Se importa determinar os laços que prendem Gil Vicente à tradição cênica da Idade Média, não importa menos discernir as perspectivas que rasgou à dramaturgia não só nacional como européia. A sua obra é verdadeiramente um marco fronteiriço a assinalar uma encruzilhada em que desembocam e donde partem vários caminhos.
Antecipam-se em um século, na sua concepção teológica e no barroquismo das suas imagens, aos autos sacramentais de Calderón e Lope de Veja; os divertimentos in tercalares de certas alegorias profanas, vão reaparecer nas comédias ballets de Mollière, de cujos doutores pedantes os físicos da farsa vicentina são diretos antepassados. E paira em certos momentos, uma atmosfera poética que evoca a das comédias românticas de Shakespeare.

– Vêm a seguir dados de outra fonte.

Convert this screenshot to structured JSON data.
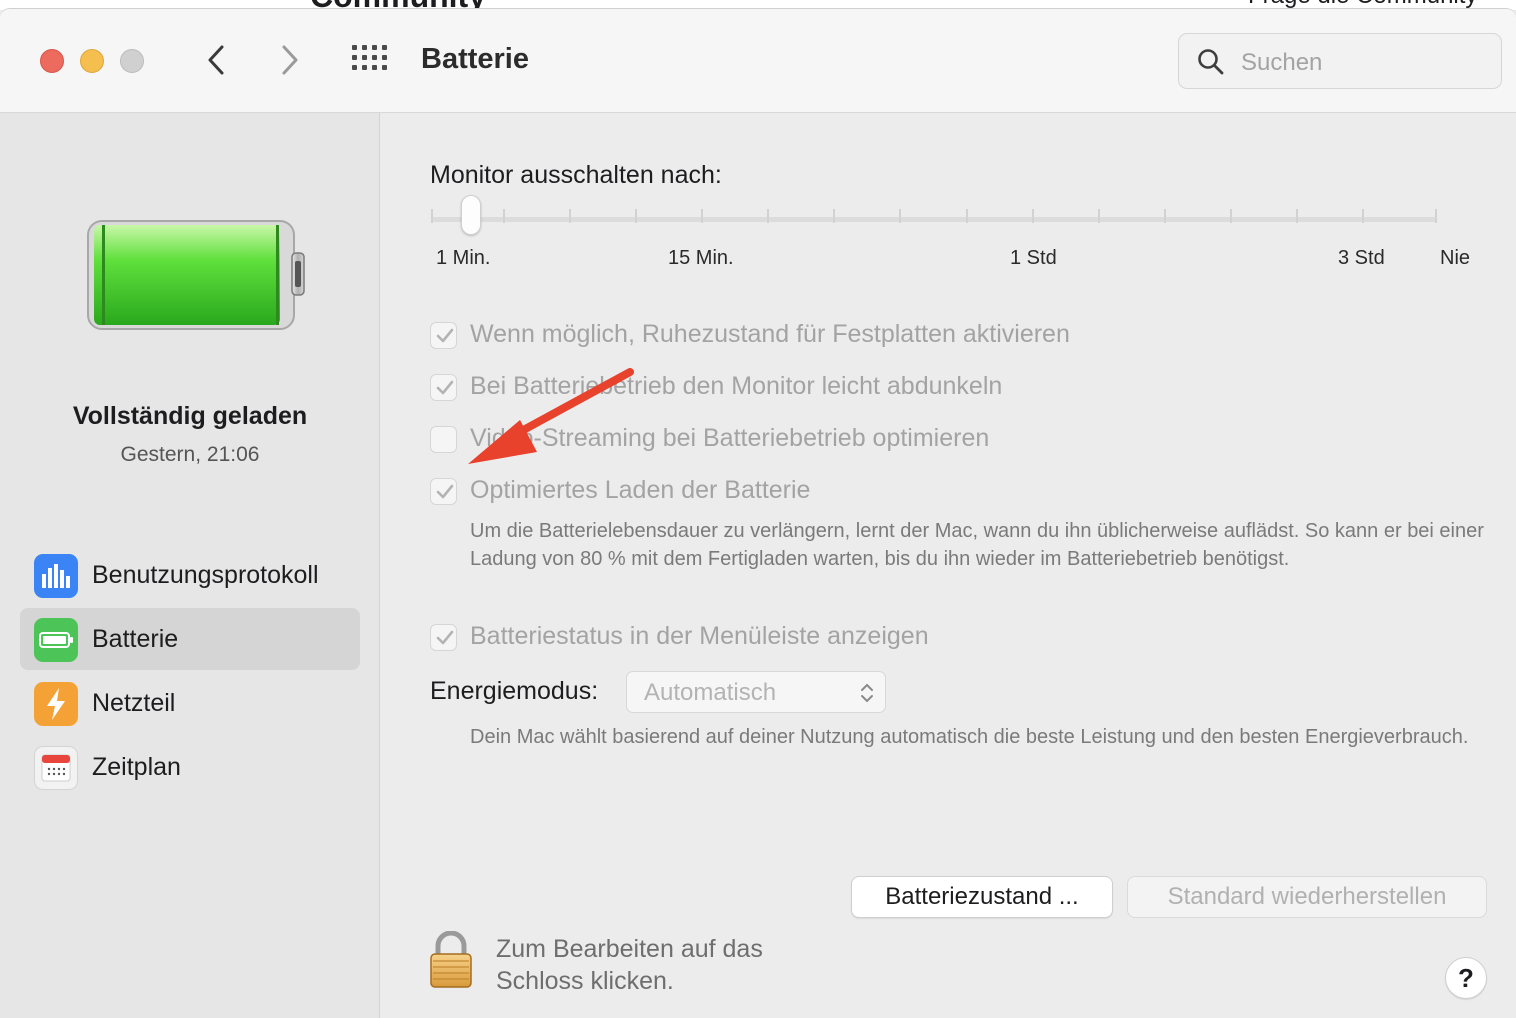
{
  "background_strip": {
    "left_text": "Community",
    "right_text": "Frage die Community"
  },
  "window": {
    "title": "Batterie"
  },
  "search": {
    "placeholder": "Suchen"
  },
  "sidebar": {
    "status_title": "Vollständig geladen",
    "status_time": "Gestern, 21:06",
    "items": [
      {
        "label": "Benutzungsprotokoll",
        "icon": "bar-chart-icon",
        "color": "#3a84f5"
      },
      {
        "label": "Batterie",
        "icon": "battery-icon",
        "color": "#4cc457",
        "selected": true
      },
      {
        "label": "Netzteil",
        "icon": "lightning-icon",
        "color": "#f4a235"
      },
      {
        "label": "Zeitplan",
        "icon": "calendar-icon",
        "color": "#f0f0f0"
      }
    ]
  },
  "monitor": {
    "label": "Monitor ausschalten nach:",
    "tick_labels": [
      "1 Min.",
      "15 Min.",
      "1 Std",
      "3 Std",
      "Nie"
    ],
    "value": "1 Min."
  },
  "options": [
    {
      "label": "Wenn möglich, Ruhezustand für Festplatten aktivieren",
      "checked": true
    },
    {
      "label": "Bei Batteriebetrieb den Monitor leicht abdunkeln",
      "checked": true
    },
    {
      "label": "Video-Streaming bei Batteriebetrieb optimieren",
      "checked": false
    },
    {
      "label": "Optimiertes Laden der Batterie",
      "checked": true
    },
    {
      "label": "Batteriestatus in der Menüleiste anzeigen",
      "checked": true
    }
  ],
  "optimized_charging_desc": "Um die Batterielebensdauer zu verlängern, lernt der Mac, wann du ihn üblicherweise auflädst. So kann er bei einer Ladung von 80 % mit dem Fertigladen warten, bis du ihn wieder im Batteriebetrieb benötigst.",
  "energy": {
    "label": "Energiemodus:",
    "value": "Automatisch",
    "description": "Dein Mac wählt basierend auf deiner Nutzung automatisch die beste Leistung und den besten Energieverbrauch."
  },
  "buttons": {
    "battery_health": "Batteriezustand ...",
    "restore_defaults": "Standard wiederherstellen"
  },
  "lock": {
    "text": "Zum Bearbeiten auf das Schloss klicken."
  },
  "help": {
    "label": "?"
  },
  "annotation": {
    "arrow_color": "#e8412c"
  }
}
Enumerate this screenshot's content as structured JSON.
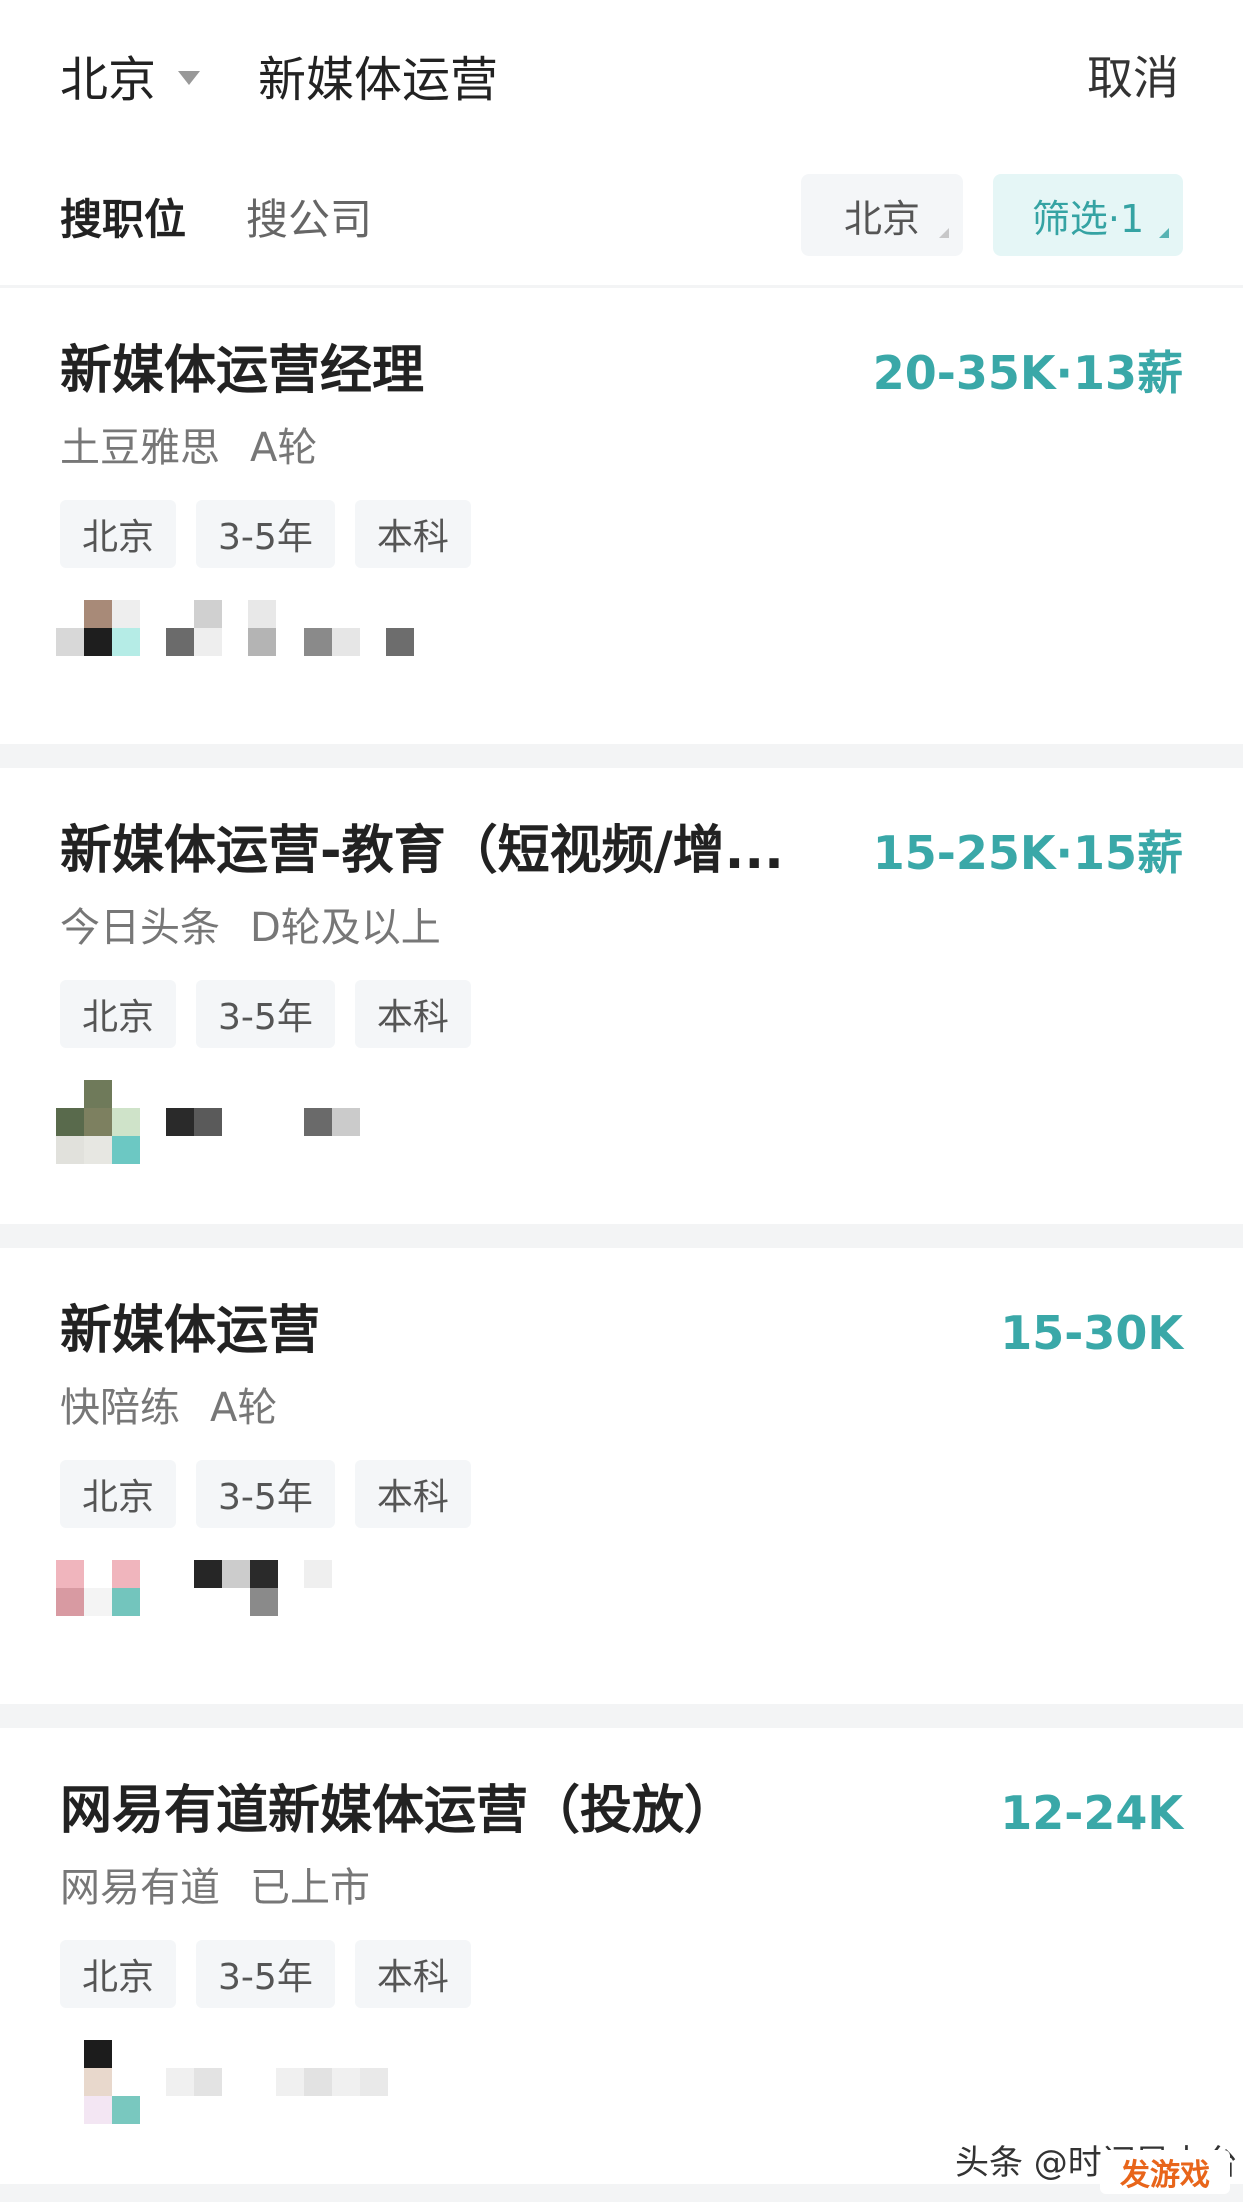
{
  "header": {
    "city": "北京",
    "search_value": "新媒体运营",
    "cancel_label": "取消"
  },
  "tabs": [
    {
      "label": "搜职位",
      "active": true
    },
    {
      "label": "搜公司",
      "active": false
    }
  ],
  "filters": {
    "city_chip": "北京",
    "filter_chip": "筛选·1"
  },
  "colors": {
    "accent": "#3aa8a8",
    "chip_bg": "#f4f6f8",
    "filter_bg": "#e5f6f6"
  },
  "jobs": [
    {
      "title": "新媒体运营经理",
      "salary": "20-35K·13薪",
      "company": "土豆雅思",
      "stage": "A轮",
      "tags": [
        "北京",
        "3-5年",
        "本科"
      ]
    },
    {
      "title": "新媒体运营-教育（短视频/增...",
      "salary": "15-25K·15薪",
      "company": "今日头条",
      "stage": "D轮及以上",
      "tags": [
        "北京",
        "3-5年",
        "本科"
      ]
    },
    {
      "title": "新媒体运营",
      "salary": "15-30K",
      "company": "快陪练",
      "stage": "A轮",
      "tags": [
        "北京",
        "3-5年",
        "本科"
      ]
    },
    {
      "title": "网易有道新媒体运营（投放）",
      "salary": "12-24K",
      "company": "网易有道",
      "stage": "已上市",
      "tags": [
        "北京",
        "3-5年",
        "本科"
      ]
    }
  ],
  "watermark": "头条 @时间导电台",
  "logo_text": "发游戏"
}
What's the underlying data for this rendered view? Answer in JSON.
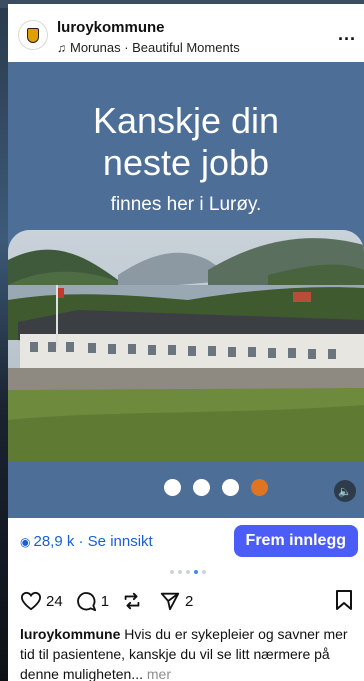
{
  "post": {
    "username": "luroykommune",
    "music_note_icon": "music-note-icon",
    "music_label": "Morunas · Beautiful Moments",
    "more_label": "..."
  },
  "media": {
    "headline_line1": "Kanskje din",
    "headline_line2": "neste jobb",
    "subline": "finnes her i Lurøy.",
    "background_color": "#4d6e97",
    "carousel": {
      "count": 4,
      "active_index": 4,
      "active_color": "#e07420"
    }
  },
  "insights": {
    "views_label": "28,9 k · Se innsikt",
    "boost_label": "Frem innlegg",
    "boost_color": "#4c5cf6"
  },
  "actions": {
    "likes": "24",
    "comments": "1",
    "shares": "2"
  },
  "caption": {
    "username": "luroykommune",
    "text": " Hvis du er sykepleier og savner mer tid til pasientene, kanskje du vil se litt nærmere på denne muligheten...",
    "more_label": " mer"
  }
}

Reelaborando os temas e as formas dramáticas que a tradição medieval fixará, transfigurando-os com o seu genial instinto cênico, orientando-os para novos rumos, Gil Vicente fez com que o teatro português passasse diretamente da infância à maioridade. Ele foi, na verdade, a figura mais importante dos primitivos dramaturgos peninsulares – e não teve quem o excedesse na Europa do seu tempo.

Como Shakespeare, também Gil Vicente construiu os seus autos segundo um esquema mais narrativo do que propriamente dramático – o que já permitiu uma aproximação entre o teatro do autor quinhentista e o teatro épico de Brecht.